Trump also said that he was behind Guam “1,000 percent.”
But Trump’s call came just several hours after he gave a confusing press briefing to reporters, suggesting that he wanted peace but also saying that nuclear war was on the table.
“Hopefully it will all work out,” he said. “Nobody loves a peaceful solution more than President Trump, that I can tell you … But we will see what happens. We think that lots of good things could happen, and we could also have a bad solution.”
When asked whether “a bad solution” meant war, Trump responded, “I think you know the answer to that.”
Reports earlier last week said North Korea had successfully miniaturized a nuclear warhead small enough to be mounted to a ballistic missile.
Trump attacks black CEO who quit his council after Charlottesville
After being roundly criticized for failing to denounce the white supremacist rally in Charlottesville, Virginia, on Saturday that left three people dead, President Trump took to Twitter Monday morning to attack the black CEO of Merck pharmaceuticals who resigned in protest from the president’s manufacturing council.
Trump’s tweet came soon after the executive, Kenneth Frazier, issued a statement that explained his resignation was “a stand against intolerance and extremism.”

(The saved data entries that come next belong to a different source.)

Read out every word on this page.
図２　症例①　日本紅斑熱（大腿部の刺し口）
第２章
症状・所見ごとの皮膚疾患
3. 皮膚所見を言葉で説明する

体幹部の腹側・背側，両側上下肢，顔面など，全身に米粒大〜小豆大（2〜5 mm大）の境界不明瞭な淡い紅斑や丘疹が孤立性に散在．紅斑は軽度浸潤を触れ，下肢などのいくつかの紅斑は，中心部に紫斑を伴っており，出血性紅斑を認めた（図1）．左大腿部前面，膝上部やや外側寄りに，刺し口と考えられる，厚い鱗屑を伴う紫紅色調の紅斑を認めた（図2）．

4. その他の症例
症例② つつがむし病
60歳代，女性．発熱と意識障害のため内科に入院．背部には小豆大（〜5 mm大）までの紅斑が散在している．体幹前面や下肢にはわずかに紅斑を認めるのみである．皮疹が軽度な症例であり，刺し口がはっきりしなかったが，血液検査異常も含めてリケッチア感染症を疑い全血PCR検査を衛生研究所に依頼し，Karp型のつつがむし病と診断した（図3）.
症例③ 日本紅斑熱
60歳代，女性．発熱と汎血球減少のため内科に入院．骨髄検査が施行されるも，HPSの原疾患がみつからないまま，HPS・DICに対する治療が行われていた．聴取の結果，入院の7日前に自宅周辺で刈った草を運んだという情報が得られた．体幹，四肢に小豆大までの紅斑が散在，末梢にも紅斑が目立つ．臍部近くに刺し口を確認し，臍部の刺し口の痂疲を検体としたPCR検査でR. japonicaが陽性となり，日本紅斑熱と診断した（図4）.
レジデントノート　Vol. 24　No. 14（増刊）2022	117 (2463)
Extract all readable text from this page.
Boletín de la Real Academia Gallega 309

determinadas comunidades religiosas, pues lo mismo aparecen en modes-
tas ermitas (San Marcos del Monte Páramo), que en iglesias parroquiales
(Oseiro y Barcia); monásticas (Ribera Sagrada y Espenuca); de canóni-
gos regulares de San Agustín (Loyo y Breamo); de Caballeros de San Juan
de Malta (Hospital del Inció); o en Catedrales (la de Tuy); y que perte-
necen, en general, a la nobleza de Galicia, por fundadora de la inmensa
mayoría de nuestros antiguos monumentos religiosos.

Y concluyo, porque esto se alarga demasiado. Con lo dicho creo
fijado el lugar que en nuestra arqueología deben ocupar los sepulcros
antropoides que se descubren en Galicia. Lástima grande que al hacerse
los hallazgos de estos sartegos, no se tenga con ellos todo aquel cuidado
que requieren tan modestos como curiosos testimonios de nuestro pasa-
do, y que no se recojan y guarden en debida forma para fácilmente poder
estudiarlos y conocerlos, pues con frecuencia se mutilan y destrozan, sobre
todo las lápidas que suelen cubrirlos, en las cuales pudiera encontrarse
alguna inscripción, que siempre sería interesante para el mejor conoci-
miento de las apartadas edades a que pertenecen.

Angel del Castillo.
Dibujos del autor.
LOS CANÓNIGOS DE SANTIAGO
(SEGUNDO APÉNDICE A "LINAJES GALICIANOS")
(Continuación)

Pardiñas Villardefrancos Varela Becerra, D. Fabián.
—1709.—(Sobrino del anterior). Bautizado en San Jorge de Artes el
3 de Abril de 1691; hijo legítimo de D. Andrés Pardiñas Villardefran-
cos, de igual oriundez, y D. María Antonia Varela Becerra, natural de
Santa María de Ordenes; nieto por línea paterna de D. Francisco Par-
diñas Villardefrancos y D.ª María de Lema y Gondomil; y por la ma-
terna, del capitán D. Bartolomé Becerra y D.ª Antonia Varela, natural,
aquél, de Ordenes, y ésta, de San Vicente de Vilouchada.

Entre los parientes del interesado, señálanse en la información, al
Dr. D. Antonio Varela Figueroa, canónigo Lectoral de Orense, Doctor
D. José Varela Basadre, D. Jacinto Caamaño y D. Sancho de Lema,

With his resignation, Frazier took direct aim at Trump for his vague, equivocating response to the white supremacist rally, where a man rammed his car into a crowd of peaceful counterprotesters, killing 32-year-old Heather Heyer. Two Virginia State Police officers manning a helicopter at the scene were also killed when the craft crashed.
“America’s leaders must honor our fundamental values by clearly rejecting expressions of hatred, bigotry, and group supremacy, which run counter to the American ideal that all people are created equal,” Frazier said in a statement.
Instead of singling out the white supremacists and neo-Nazis who gathered in Charlottesville to save a statue of Confederate Gen. Robert E. Lee, the president blamed “many sides” on Saturday for the bloodshed in Virginia. Democrats and Republicans alike criticized Trump’s response.